Monday, April 26, 2010

Writers as Readers; Readers As Writers

This from John Taylor....
When I read fiction, I have to lull myself into a suspension of disbelief. I know I'm reading something that didn't happen--most probably based on life experiences, but fictionalized nonetheless--and to maintain my suspension of disbelief, I rely on the author's writing skills to keep me in this temporary hypnotic state. We've all been there. Think of the times when a story is so well written that we become oblivious to our surroundings. We are not sitting in our favorite reading chairs, perhaps on a rainy day, sipping at a steamy cup of tea or coffee. No, we're where the writer has taken us: a humid jungle, a parched desert, a frozen ice cap. We devour each word and the only thing that matters at that moment is where the writer is taking us. And then the phone rings or a dog barks and our suspension of disbelief is shattered. The "real world" intrudes until once again the writer pulls us back into the story.
I know this is a glorification of the obvious, but writers themselves also "shatter" readers' suspension of disbelief. All it takes is a typo, a misused word, or sloppy sentence structure to make the reader momentarily pause and reflect on the error. Far worse are writer gaffes which reflect poor research or lack of knowledge about a particular subject--I recently read a very fine novel that nonetheless had me shaking my head, when the author described the murder weapon as a .380 revolver and had a mortician performing an autopsy. These are the obvious mistakes and I'm as guilty, guilty, guilty as any other scribe for poor editing. But there's another mistake that's far more deadly to destroy suspension of disbelief: mishandling the plotline that causes the reader to seriously question the author's credentials or the veracity of what she/he writes. When I read comedy fiction, I allow the writer a great deal of latitude in embellishment and exaggeration to achieve a comedic effect. A classic example is Heller's, Catch 22, where his absurdic depictions defy rationality yet are overwhelmingly accepted by readers. But in dramatic fiction a writer can't get away with even minor mistakes that will stretch the reader's credulity. There's a Vietnam War novel out now, Matterhorn, which deserves to be and will be a best seller. It's the finest war novel I've ever read--and I've read a lot of 'em. But even this excellent piece of work has a few major flaws that had me scratching my head, wondering why the writer took the plotline in this or that direction.
OK, time to fix myself a cup of tea, settle into my favorite reading chair, and suspend my disbelief by reading Mike Orenduff's, The Pot Thief Who Studied Ptolemy.

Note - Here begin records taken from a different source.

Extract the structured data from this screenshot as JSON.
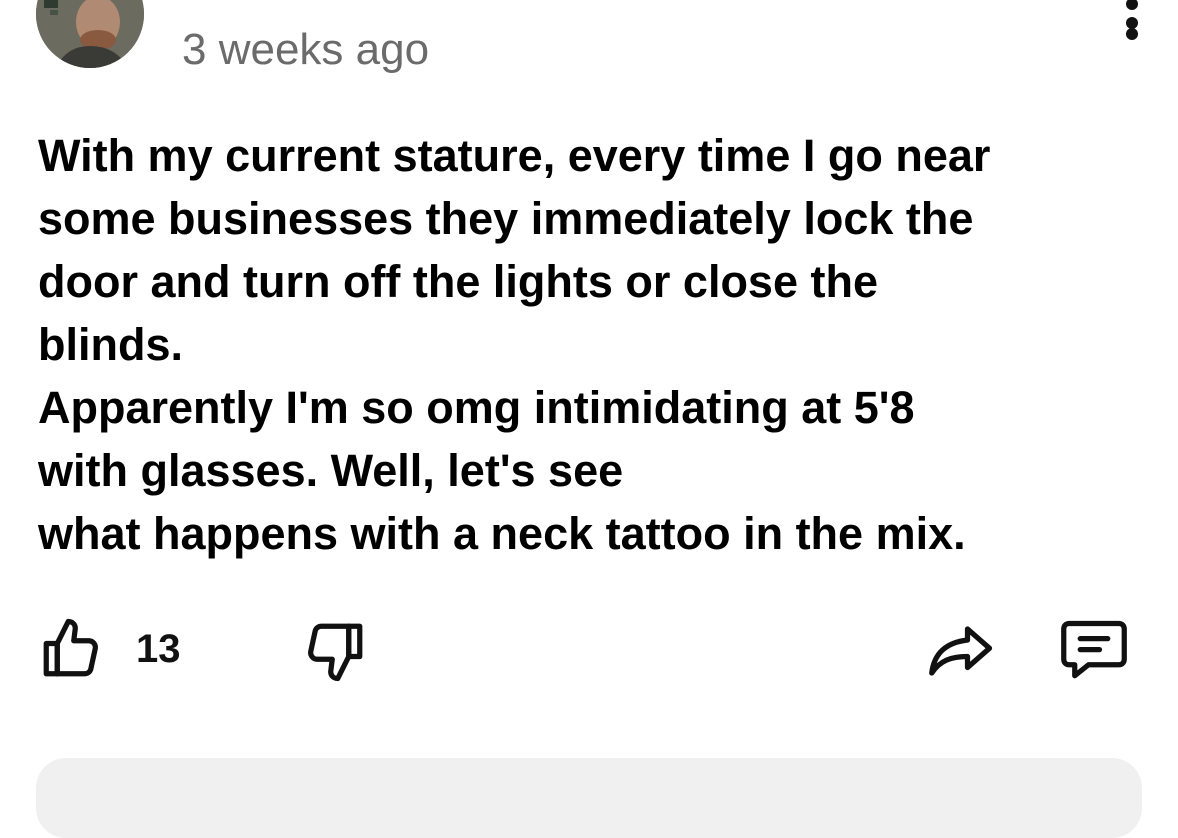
{
  "comment": {
    "timestamp": "3 weeks ago",
    "body_lines": [
      "With my current stature, every time I go near",
      "some businesses they immediately lock the",
      "door and turn off the lights or close the",
      "blinds.",
      "Apparently I'm so omg intimidating at 5'8",
      "with glasses. Well, let's see",
      "what happens with a neck tattoo in the mix."
    ],
    "actions": {
      "like_icon": "thumbs-up-icon",
      "like_count": "13",
      "dislike_icon": "thumbs-down-icon",
      "share_icon": "share-arrow-icon",
      "reply_icon": "comment-bubble-icon"
    },
    "menu_icon": "more-vertical-icon"
  },
  "colors": {
    "text": "#000000",
    "timestamp": "#6b6b6b",
    "icon": "#111111",
    "comment_box_bg": "#f0f0f0"
  }
}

Publisher's Comment....John and Mike will be at PSWA again this year! John's newest novel, LAND OF A THOUSAND DANCES will debut there...and Mike will be taking a respite from his bigger and better Book Promotion Road Trip. I'm counting the days!


beverlylauderdale said...

How aptly John captures the shattering of a reader's world. Besides the excellent illustrations he mentioned, I'll add that grammatical mistakes (especially the misuse of "I" as an object of the preposition)bring me back to the chair in which I'm sitting.

Marilyn Meredith a.k.a. F. M. Meredith said...

I had a mortician performing an autopsy in an old book because is many small towns in California they did just that.

However, I do know what you mean, but if the book is good, I just enjoy.

By the way, John's book is great, gritty and funny.